Banking sector credits rose by as much as 19 per cent in 2020 according to data from the National Bureau of Statistics as banks aggressively lent more in line with the CBN’s loan to deposit ratio policy.

The CBN also recognizes the inertia caused by its policy when it stated that “Aggregate domestic credit, also moved further up by 13.40 per cent in December 2020, compared with 9.48 per cent in the previous month.
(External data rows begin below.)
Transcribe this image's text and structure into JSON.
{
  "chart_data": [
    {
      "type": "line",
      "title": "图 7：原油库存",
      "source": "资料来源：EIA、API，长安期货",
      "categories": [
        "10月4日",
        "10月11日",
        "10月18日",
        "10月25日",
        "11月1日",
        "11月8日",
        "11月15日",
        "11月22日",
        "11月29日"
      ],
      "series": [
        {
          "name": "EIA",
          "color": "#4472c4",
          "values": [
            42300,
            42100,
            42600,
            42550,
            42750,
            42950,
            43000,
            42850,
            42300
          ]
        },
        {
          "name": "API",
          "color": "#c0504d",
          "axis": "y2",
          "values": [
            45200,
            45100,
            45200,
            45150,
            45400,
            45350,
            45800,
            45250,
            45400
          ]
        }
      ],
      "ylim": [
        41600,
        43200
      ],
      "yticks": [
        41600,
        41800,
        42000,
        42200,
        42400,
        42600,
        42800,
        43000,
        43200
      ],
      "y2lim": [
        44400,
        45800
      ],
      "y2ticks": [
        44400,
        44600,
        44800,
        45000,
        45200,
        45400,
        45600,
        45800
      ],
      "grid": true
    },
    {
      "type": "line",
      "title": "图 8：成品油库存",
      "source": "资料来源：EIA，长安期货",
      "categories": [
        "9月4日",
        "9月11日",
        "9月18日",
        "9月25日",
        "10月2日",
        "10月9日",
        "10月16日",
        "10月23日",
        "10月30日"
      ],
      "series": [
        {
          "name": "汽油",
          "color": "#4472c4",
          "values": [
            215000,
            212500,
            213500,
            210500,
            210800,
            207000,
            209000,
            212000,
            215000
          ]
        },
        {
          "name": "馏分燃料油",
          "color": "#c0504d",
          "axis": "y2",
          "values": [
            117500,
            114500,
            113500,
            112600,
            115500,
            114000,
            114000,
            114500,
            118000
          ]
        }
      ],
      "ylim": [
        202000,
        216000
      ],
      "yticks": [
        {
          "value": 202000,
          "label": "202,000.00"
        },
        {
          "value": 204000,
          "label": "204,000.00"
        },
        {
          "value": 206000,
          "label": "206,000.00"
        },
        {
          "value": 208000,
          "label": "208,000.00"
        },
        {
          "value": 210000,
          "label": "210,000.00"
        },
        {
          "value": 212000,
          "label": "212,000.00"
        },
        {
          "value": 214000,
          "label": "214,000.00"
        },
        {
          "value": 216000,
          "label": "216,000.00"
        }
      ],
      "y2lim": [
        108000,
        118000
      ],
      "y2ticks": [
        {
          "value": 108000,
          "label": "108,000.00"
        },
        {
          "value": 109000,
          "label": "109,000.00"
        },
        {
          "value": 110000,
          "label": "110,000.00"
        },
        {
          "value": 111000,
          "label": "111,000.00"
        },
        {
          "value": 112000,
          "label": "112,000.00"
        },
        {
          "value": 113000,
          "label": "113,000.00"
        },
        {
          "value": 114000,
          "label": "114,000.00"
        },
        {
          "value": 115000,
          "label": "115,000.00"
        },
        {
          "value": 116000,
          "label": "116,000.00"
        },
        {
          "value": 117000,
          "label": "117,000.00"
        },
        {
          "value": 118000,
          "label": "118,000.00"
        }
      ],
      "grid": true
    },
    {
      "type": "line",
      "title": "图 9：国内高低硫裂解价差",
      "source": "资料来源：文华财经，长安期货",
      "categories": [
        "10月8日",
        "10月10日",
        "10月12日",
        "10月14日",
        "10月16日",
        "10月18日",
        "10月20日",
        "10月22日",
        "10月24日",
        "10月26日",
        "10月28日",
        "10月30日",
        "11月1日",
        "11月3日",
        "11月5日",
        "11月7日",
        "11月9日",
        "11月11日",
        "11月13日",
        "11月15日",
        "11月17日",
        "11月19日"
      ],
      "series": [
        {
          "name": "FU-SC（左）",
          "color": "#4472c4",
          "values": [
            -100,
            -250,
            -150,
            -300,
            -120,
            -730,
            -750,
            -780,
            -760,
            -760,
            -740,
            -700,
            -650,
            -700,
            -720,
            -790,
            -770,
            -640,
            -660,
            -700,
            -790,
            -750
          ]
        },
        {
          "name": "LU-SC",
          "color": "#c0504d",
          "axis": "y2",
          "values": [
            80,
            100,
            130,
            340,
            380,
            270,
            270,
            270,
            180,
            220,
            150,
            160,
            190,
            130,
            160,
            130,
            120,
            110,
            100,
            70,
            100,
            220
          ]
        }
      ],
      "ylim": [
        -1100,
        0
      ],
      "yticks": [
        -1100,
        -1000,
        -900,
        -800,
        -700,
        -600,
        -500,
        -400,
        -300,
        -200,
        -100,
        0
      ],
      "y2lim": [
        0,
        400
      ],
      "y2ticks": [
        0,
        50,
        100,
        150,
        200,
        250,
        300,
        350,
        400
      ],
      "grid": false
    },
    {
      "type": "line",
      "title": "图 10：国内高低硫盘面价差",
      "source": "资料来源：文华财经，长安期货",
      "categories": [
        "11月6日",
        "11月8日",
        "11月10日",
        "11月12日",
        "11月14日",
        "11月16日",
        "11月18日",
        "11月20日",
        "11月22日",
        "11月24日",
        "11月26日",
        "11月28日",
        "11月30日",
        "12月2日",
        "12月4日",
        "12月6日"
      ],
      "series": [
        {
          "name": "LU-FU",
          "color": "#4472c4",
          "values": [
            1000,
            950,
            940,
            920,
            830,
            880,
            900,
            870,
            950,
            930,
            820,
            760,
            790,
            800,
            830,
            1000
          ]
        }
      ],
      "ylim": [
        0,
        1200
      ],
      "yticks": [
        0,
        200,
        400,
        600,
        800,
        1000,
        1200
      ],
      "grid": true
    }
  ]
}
This was largely attributed to the Bank’s policy on Loan-to-Deposit Ratio (LDR), complemented by its interventions

Nigeria’s NPL ratio of 6 per cent could have been worse than it currently is where it is not for the regulatory forbearance granted by the central bank due to the Covid-19 pandemic.

A recent EFG Hermes report alludes to this when it maintained that their positive outlook for Nigerian banks was also “largely attributable to the lenient forbearance policy adopted by the CBN, which has allowed banks to restructure a significant proportion of their loan books (43 per cent as of Sept) and not make any significant provisions on the same.”

A non-performing loan (NPL) is a loan in which the borrower is in default and hasn’t made any scheduled payments of principal or interest for over a certain period of time.